Vekllei Aerospatiale S.A. is a municipalised aircraft manufacturing and production company in Pharos (Vekllei’s ‘aviation borough’) and is generally considered the largest and most advanced of Vekllei’s civilian aerospace manufacturers. It is best known for the development of Vekllei’s first supersonic transport — the VA-500 “Sky Dart,” which was a clone of Boeing’s 6th-generation SSTs and resulted in accusations of corporate espionage and theft. The Interplanatery Transport programme, on the other hand, was almost entirely home-grown. It is an utterly unique category pf vehicle, pushed to the frontier of aerospace engineering with the development lightbulb-style nuclear thermal reactors in the late 2040s.

Designing a New Kind of Interplanetary Transport #

The Vekllei Nuclear-Electric Commission chaired the United Nuclear Transport Working Group (NTWG) in the early 2030s, which included state industry partners like General Reactor as well as specialised nuclear energy companies like Atomic Electric S.p.M. and Future Fission. NTWG conducted a series of experiments with nuclear rocketry in Kala in 2037, and built a technology data base of nuclear thermal reactors that were eventually incorporated into early types of atomic spacecraft (see, for example, the first interplanetary military and research vessel VS-10, a successor to the X-25).

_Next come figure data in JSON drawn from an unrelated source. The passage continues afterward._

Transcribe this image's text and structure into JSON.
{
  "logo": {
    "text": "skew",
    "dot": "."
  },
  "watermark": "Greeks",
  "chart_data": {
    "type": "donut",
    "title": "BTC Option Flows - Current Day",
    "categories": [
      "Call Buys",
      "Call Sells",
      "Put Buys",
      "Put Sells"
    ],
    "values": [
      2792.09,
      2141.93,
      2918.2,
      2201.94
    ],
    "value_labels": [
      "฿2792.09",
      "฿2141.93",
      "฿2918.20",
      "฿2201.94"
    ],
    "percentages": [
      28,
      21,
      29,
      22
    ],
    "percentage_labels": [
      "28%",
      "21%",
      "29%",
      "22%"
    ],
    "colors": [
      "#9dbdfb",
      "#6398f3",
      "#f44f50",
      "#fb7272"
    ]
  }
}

The Vekllei nuclear thermal reactor project (NTR) was advantaged by the existing use of uranium-233 reactor fuels in civilian infrastructure and the competitive lead of Vekllei domestic material sciences, which lead the world in investment and research. Development of the NTR was based off studies conducted by the U.S. Atomic Energy Commission and the West German Atomic Authority in the decades prior. The crown jewel of Vekllei astronuclear research is the Apollo reactor, present in the VA-5 depicted here.

The Apollo-type reactor is a gaseous nuclear rocket engine which expels no fissile material. It is an extraordinary device, and stresses materials beyond any other reactor type used in the world today. The reactor core operates at a pressure of over 200 atmospheres and a temperature of 24,000 Kelvin — over four times hotter than the surface of the sun. It represents the pinnacle of Vekllei astronuclear engineering and contributed significantly to the democratisation of Vekllei lunar territories.

The Apollo uses a uranium-233 hexafluoride core, a rare isotope bred from thorium in some types of domestic civilian reactors. The uranium fuels a plasma-phase fission reaction within a transparent quartz-composite bulb that is protected from the incredible heat of the reaction by a vortex of neon laced with silica. The quartz-composite is almost completely transparent to ultraviolet radiation, which passes through the bulb into a hydrogen working fluid, which expands as it heats and is expelled through the rocket nozzle to propel the VA-5 forward.

The Apollo system uses two types of gasses — a neon-silica composite within the quartz envelope to protect the structure of the reactor core, and a hydrogen working fluid enriched with tungsten to increase radiation absorption. It is a relatively simple fission reactor mechanically, but the science of the materials required to operate it (particularly the quartz composite, developed by the Atomic Electric skunkworks) are the product of decades of research invested by the NTWG. Unlike other NTRs, the Apollo does not expel radioactive material and so is able to be used on the lunar surface — a distinct competitive advantage. It is the only closed-system nuclear thermal reactor used on a commercial spacecraft today.